6. A point was raised on behalf of the appellant-company that in terms of proviso to Rule 12 of Central Excise Rules, 1944, the Collector has powers to condone non-observance of any of the conditions laid down in any notification under Rule 12 and notification No. 197/62 dated 17-11-62, as amended, provided that a claim for rebate together with proof of exportation is lodged with the Assistant Collector of. Central Excise before expiry of the period specified in Section 11-B of the Act. As the filing of the claim within a period of six months referred to in Section 11-B is a condition incorporated in the notification, and any of the conditions laid down in the notification issued under Rule 12 can be waived by the Collector, the Collector can condone the delay in the present case. The prescription of a time-limit within which a claim for rebate has to be made is one under the Act itself.

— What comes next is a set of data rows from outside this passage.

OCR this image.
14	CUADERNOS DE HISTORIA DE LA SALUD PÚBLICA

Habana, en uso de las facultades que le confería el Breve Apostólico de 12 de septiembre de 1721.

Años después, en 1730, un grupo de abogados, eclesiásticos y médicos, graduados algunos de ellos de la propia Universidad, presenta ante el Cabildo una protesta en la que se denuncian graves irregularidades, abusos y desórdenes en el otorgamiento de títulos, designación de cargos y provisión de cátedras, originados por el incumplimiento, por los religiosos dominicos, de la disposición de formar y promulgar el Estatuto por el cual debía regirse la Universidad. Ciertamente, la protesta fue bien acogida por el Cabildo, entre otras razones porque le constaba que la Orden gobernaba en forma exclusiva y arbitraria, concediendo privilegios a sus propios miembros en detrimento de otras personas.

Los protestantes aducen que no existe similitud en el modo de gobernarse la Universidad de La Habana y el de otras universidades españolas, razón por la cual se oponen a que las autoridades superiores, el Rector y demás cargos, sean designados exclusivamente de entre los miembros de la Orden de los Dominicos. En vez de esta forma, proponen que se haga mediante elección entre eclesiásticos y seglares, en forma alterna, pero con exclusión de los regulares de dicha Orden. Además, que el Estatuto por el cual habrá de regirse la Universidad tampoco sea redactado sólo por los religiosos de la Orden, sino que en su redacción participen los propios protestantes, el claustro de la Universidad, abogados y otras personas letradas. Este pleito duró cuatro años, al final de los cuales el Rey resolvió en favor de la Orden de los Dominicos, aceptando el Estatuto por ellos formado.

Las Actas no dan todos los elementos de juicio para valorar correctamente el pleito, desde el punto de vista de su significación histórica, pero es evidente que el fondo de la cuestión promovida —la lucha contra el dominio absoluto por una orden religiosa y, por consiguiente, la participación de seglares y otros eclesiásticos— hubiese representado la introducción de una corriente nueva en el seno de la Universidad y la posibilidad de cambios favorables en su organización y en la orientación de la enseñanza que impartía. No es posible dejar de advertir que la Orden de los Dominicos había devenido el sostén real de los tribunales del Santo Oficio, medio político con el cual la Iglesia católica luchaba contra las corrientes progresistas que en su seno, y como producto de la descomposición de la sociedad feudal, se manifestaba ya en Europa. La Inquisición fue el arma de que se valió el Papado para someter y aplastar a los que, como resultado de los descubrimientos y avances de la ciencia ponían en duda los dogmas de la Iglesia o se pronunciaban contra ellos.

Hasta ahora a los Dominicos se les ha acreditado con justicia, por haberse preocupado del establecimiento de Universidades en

It cannot be the intention nor can the scope of Rule 12 be so construed as to find that the Collector can waive such a cardinal condition. The period prescribed under Section 11-B is one indicative of public policy in such matters and cannot be ignored by the Collector in exercising powers of relaxation under the proviso to Rule 12 of Central Excise Rules, 1944.

7. The delayed receipt of the buff copies of AR 4A forms cannot be a valid reason for waiver of the provisions of Section 11-B which, in any case, does not provide in terms, for any relaxation. Further, it was open to the appellant-company to have filed a provisional claim for rebate well within the period of six months with documentation showing proof of export, such as bills of lading, and followed it up with the necessary certification from the officers of Customs.

8. In the result, we find that the order of the Board rejecting the claims as barred by limitation under Section 11B of the Act is maintainable in law and on the facts of the case. Accordingly, we dismiss the appeal.